Many who call themselves conservatives or libertarians call for a return to constitutional government, meaning limited government. No income tax, no central bank, no government schools, no national security state and its proliferation of agencies and foreign wars—sounds heavenly.
I find it interesting that these people revere the original Constitution so much when the Constitutional Convention was conducted in secret and in defiance of an agreement to modify the Articles of Confederation. One of the lies put over to hold a convention was the meaning of Shays’s Rebellion, which was widely reported as an anarchist uprising in western Massachusetts in which poor farmers refused to pay their legitimate debts. A situation such as this called for a stronger government, and thus the Constitutional Convention was held. For a brilliant analysis of this period see Leonard Richards’s Shays’s Rebellion: The American Revolution’s Final Battle. Quoting from my review of his book,
It wasn’t debt that triggered Shays’s Rebellion, Richards argues, but the new state government and “its attempt to enrich the few at the expense of the many.” The most glaring instance of this abuse was the decision of Massachusetts to consolidate its war notes at face value.
Even when issued, the notes traded at about one-fourth par and later declined to about one-fortieth face value. Many soldiers were paid in these notes and out of desperation sold them at about one-tenth their value. Boston speculators swooped up eighty percent of these notes, with forty percent of them owned by just 35 men. Every one of those 35 men had either served in the state house during the 1780s or had a close relative who did.
Legislators praised the speculators as “worthy patriots” who had come to the state’s aid in its time of need. But these men did not buy the notes directly from the government; they bought them from farmers and soldiers at greatly depreciated prices, who were now being taxed to redeem them at full value. The speculators, most of whom had stayed home during the war, would now benefit at the expense of veterans. . . .
Initially, the legislature tried to collect the taxes with impost and excise duties, but then added a poll tax and property tax. The poll tax taxed every family for each male 16 years or older. Poll and property taxes were going to pay 90 percent of all taxes, while impost and excise duties would account for the other 10 percent. Thus, a regressive tax ensured a wealth transfer from farm families with grown sons to the pockets of Boston speculators. As Richards observes, “Taxes levied by the state were now much more oppressive—indeed, many times more oppressive—than those that had been levied by the British on the eve of the American Revolution.”
So much for the “anarchy” that justified the Constitution.
The lie of Shays’s Rebellion has persisted to this day as a showcase for life with a weak state. This has led to a grudging admission by some that a monopoly on violence is necessary to ensure peace and prosperity.
Who will keep this monopoly in line? Who has ever kept this monopoly in line?
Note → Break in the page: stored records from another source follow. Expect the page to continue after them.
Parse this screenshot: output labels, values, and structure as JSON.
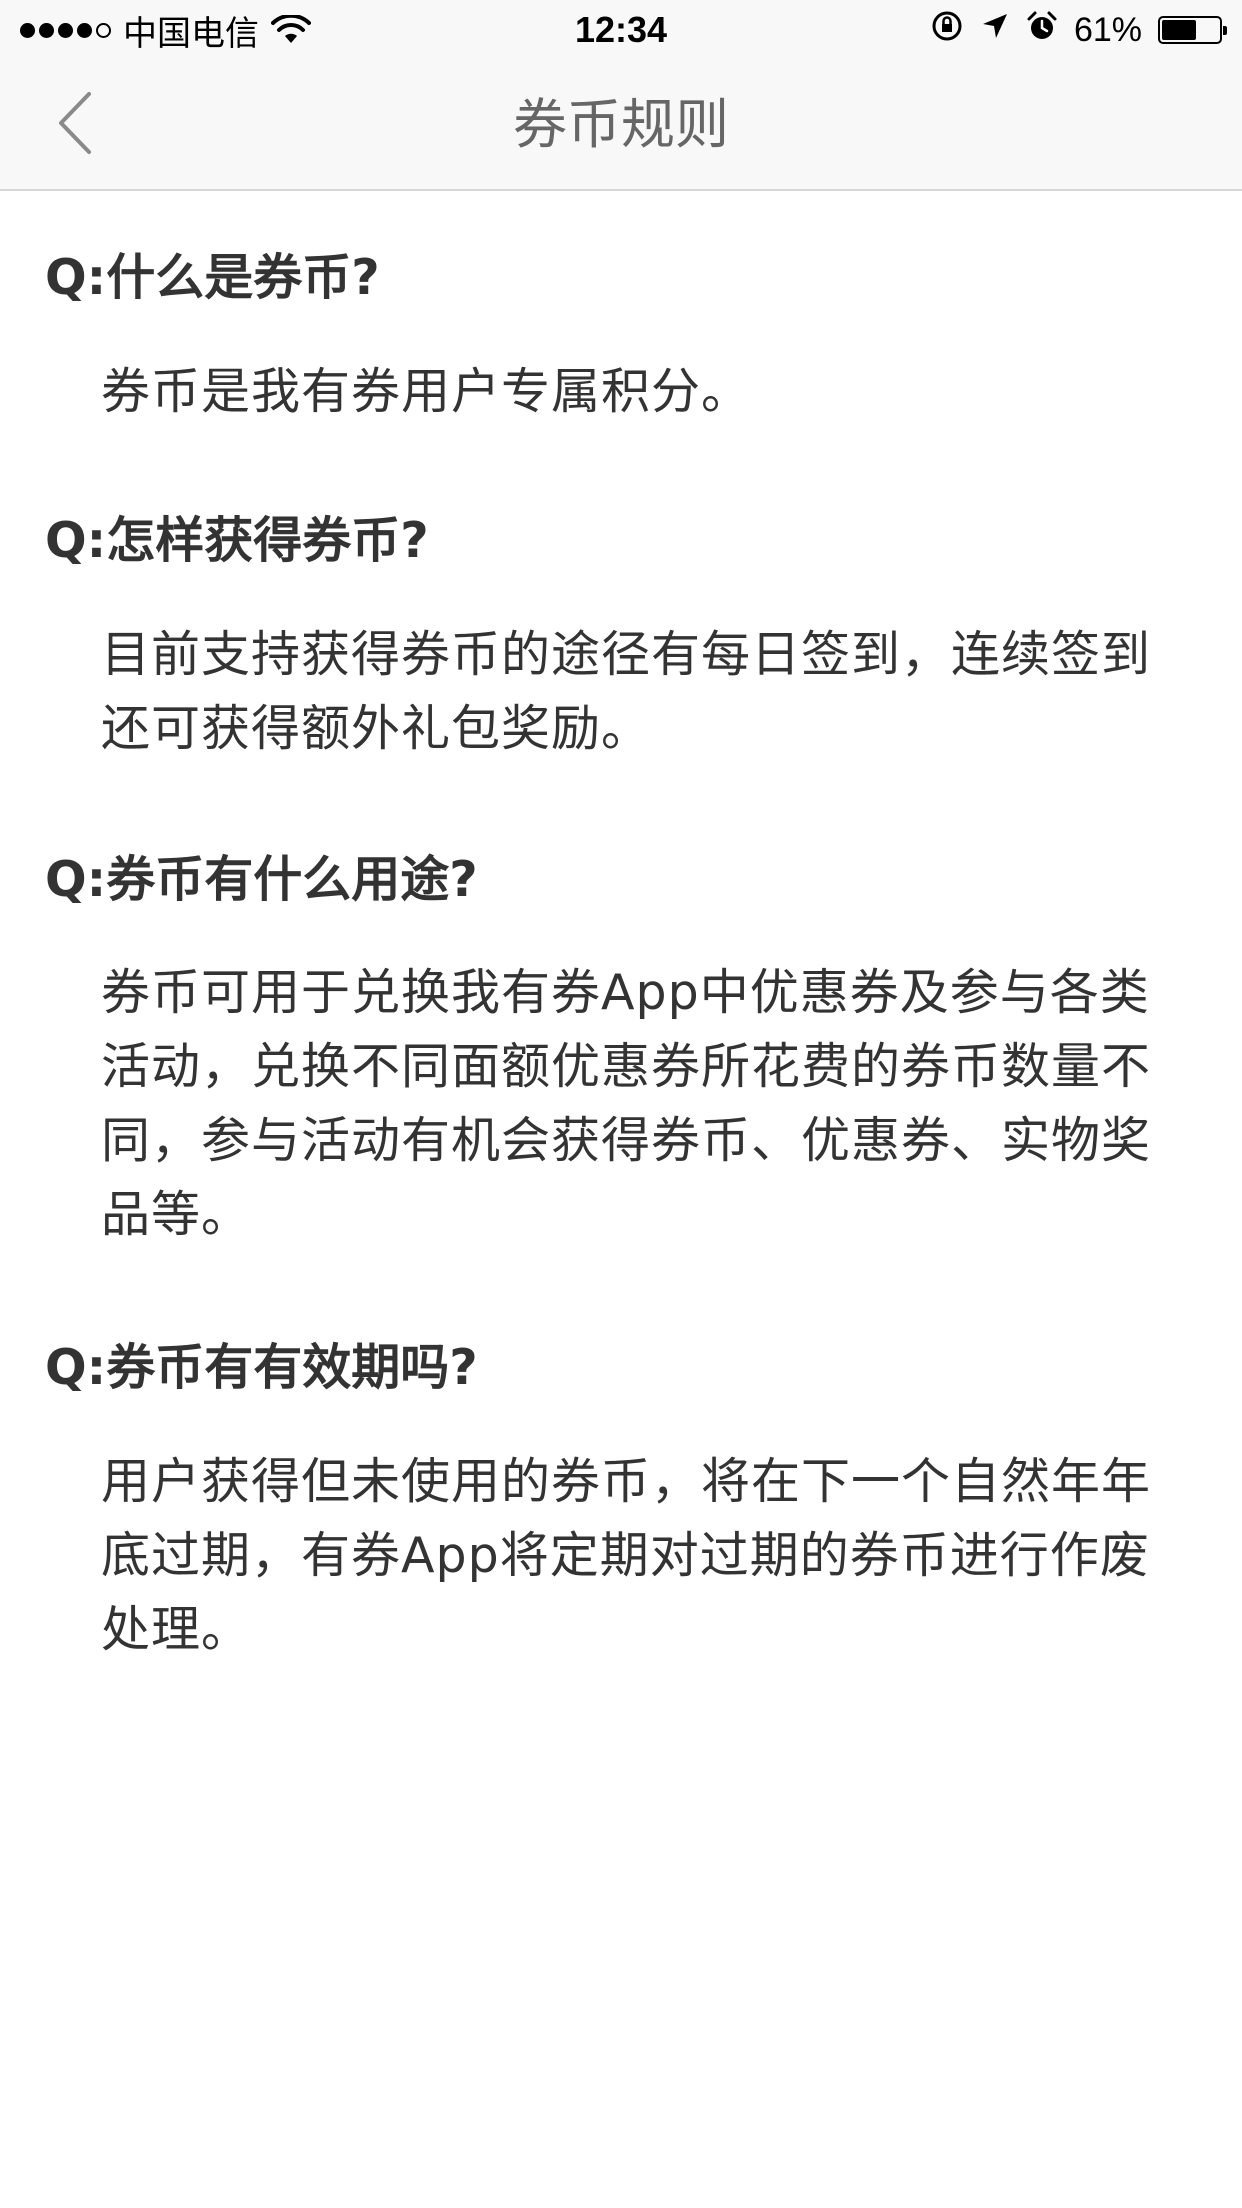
{
  "status_bar": {
    "carrier": "中国电信",
    "time": "12:34",
    "battery_text": "61%",
    "battery_level": 0.61,
    "signal_bars": 4,
    "signal_total": 5,
    "icons": [
      "wifi-icon",
      "rotation-lock-icon",
      "location-icon",
      "alarm-icon",
      "battery-icon"
    ]
  },
  "nav": {
    "title": "券币规则",
    "back_icon": "chevron-left-icon"
  },
  "faq": [
    {
      "question": "Q:什么是券币?",
      "answer": "券币是我有券用户专属积分。"
    },
    {
      "question": "Q:怎样获得券币?",
      "answer": "目前支持获得券币的途径有每日签到，连续签到还可获得额外礼包奖励。"
    },
    {
      "question": "Q:券币有什么用途?",
      "answer": "券币可用于兑换我有券App中优惠券及参与各类活动，兑换不同面额优惠券所花费的券币数量不同，参与活动有机会获得券币、优惠券、实物奖品等。"
    },
    {
      "question": "Q:券币有有效期吗?",
      "answer": "用户获得但未使用的券币，将在下一个自然年年底过期，有券App将定期对过期的券币进行作废处理。"
    }
  ],
  "colors": {
    "text": "#333333",
    "title": "#666666",
    "bar_background": "#f8f8f8",
    "divider": "#d6d6d6"
  }
}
No one has, and no one ever will. All that’s ever been done is replace one monopoly with another through rebellions.
The Constitution has checks on state growth? Every would-be tyrant knows about false flag operations and his duty as leader to “do something!” It’s the classic situation of the fox guarding the henhouse.
Those who support the legitimacy of the state support the legitimacy of a monopoly of violence. Those two words, “monopoly” and “violence,” should get their attention but they haven’t. As we see, the US state has revived the prospect of nuclear armageddon, as it keeps poking the Russian bear, hoping for a showdown. Short of that, we have the virtually endless evils of state actions, starting with rigged elections and including gun-free indoctrination centers called public schools and the orchestrated hoax of a global pandemic.
When people are unhappy with a market entity, they boycott it. Why not boycott the state by refusing to vote in its elections?